Handel, Isaiah, and Journeys

by Melanie on December 10, 2017

in Catholicism, Cursillo, Going 60 MPH, Memoir, Nonfiction, Spirituality, Your Daily Tripod

Note: On Tuesdays and some Sundays, you can find me at Your Daily Tripod, owned by my friend TonyD. A longer version of the post below appears there.

For some people, Advent really starts when the candles are lit. For others, it really starts when the tree is up and the house decorated (don’t start in about why you should wait to do that). For me, it really starts when I listen to the Isaiah parts of George Handel’s “Messiah.” It’s impossible for me to study Isaiah without hearing Handel’s music.
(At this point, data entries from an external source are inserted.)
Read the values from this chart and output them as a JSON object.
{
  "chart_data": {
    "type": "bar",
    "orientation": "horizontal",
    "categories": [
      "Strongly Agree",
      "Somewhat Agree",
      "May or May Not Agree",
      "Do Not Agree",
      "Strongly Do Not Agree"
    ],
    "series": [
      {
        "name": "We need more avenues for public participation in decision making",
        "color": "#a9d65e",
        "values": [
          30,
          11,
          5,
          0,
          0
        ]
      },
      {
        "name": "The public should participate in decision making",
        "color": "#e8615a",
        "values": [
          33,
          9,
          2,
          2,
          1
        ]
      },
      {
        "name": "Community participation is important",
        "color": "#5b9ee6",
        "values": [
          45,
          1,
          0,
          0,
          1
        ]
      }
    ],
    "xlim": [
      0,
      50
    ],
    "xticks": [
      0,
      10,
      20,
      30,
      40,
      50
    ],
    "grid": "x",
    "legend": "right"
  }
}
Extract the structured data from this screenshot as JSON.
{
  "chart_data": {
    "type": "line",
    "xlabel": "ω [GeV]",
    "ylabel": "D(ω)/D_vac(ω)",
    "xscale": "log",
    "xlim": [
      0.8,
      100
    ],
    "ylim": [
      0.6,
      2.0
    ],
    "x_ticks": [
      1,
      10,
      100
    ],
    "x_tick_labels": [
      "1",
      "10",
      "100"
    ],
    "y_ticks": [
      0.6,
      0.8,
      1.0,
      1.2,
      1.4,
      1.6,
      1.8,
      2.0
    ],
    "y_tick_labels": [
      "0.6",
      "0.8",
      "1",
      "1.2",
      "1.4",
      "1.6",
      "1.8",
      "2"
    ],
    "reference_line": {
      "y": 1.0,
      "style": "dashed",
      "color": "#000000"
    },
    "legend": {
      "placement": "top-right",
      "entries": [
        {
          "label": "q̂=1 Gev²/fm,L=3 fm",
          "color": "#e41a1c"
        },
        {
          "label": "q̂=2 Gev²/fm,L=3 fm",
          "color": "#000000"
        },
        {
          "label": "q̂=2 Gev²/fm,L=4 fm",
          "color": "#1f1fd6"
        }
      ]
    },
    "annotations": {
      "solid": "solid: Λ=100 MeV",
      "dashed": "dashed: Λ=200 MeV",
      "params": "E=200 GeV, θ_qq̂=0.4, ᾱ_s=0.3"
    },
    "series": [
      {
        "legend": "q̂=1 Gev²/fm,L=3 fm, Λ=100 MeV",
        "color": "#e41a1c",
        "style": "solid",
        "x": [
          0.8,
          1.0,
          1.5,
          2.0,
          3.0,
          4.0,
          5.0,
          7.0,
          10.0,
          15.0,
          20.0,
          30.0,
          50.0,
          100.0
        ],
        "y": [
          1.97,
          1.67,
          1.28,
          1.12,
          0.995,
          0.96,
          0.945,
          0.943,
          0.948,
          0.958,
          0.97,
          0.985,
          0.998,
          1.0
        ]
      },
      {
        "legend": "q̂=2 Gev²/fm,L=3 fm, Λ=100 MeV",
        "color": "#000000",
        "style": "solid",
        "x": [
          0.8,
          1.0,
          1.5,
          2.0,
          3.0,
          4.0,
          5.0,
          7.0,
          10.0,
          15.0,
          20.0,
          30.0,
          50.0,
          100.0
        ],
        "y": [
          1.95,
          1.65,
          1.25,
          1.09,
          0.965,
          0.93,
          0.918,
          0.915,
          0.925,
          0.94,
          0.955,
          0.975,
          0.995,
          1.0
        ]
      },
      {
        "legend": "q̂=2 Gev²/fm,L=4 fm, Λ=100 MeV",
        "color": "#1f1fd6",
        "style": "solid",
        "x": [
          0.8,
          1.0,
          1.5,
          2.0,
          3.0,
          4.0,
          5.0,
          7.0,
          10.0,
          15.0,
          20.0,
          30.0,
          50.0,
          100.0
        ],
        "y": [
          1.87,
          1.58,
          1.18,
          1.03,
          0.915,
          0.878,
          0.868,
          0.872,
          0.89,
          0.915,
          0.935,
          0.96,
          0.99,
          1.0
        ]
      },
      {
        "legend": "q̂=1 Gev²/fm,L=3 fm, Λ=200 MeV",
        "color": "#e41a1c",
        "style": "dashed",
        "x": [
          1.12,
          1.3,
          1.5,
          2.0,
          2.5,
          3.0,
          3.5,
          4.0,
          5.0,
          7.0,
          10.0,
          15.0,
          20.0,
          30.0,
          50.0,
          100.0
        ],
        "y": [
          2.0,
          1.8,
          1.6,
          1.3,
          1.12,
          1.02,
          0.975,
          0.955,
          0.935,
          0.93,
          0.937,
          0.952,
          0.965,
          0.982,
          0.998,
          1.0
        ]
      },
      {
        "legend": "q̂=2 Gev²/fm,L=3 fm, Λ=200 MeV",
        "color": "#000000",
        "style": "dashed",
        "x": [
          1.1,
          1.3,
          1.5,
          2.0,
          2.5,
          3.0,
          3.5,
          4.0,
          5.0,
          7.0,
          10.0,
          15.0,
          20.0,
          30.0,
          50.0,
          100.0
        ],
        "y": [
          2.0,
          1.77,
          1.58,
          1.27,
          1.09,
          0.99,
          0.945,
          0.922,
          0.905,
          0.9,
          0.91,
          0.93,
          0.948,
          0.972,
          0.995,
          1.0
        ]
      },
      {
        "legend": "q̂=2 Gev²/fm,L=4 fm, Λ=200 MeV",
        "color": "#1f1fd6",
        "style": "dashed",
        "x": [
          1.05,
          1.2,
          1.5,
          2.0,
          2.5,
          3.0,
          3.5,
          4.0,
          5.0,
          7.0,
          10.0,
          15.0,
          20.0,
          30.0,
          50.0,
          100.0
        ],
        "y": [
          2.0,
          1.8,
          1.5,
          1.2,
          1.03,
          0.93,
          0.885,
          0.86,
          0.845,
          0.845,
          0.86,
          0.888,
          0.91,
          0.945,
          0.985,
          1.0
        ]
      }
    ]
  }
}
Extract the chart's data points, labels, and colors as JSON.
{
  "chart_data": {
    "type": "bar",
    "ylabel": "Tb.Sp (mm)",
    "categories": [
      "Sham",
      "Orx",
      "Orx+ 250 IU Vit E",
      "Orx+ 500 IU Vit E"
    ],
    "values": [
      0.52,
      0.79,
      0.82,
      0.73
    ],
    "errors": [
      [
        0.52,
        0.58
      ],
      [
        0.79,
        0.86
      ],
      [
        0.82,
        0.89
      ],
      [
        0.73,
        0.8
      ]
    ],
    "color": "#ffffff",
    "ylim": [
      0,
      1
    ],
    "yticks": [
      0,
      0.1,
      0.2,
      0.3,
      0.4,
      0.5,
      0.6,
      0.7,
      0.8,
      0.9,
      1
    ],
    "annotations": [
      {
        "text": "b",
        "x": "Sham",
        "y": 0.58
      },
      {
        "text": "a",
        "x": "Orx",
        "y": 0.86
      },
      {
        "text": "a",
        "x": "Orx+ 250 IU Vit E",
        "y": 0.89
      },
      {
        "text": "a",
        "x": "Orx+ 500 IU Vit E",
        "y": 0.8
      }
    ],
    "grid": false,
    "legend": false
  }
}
Together, they are like anything else holy—every time you regard it, you learn something new.

That happened to me as I sat down to write today’s Tripod, more than two decades after my first sing-along “Messiah.” This time, I didn’t think about the exiles’ way literally being made straight, or of John the Baptist preparing the way of Jesus, as we read in today’s Gospel from Mark. No, I thought about this a bit more personally, more intimately. We are all in a desert here on earth—sometimes, more parched and desolate than others. Our paths can be crooked, our valleys deep, the mountains seemingly impossibly high. The way may include people who have grievously wronged us, sometimes intentionally and just for sport. It may include cruelty and pain. It may include despair and bitterness and loneliness.

Or we can invite Him in as our traveling companion—fully. We can surrender to His direction, without concern about the time or the length of the trip. And when we have the faith and courage to do that for even a few seconds, we see and feel and taste the difference. The sourness of regret dissipates. The burden that was so unbearable, that hurt our shoulders just to think about it, falls away. The pained breathing stops and our lungs and chest open up. The relief may be brief at first. But the more we believe, the more we trust, the better we feel, even if not one of the difficult situations changes in any visible manner.

And that is a way of living to which we can all aspire, regardless of whether the candles are lit or the tree is up or the music is on.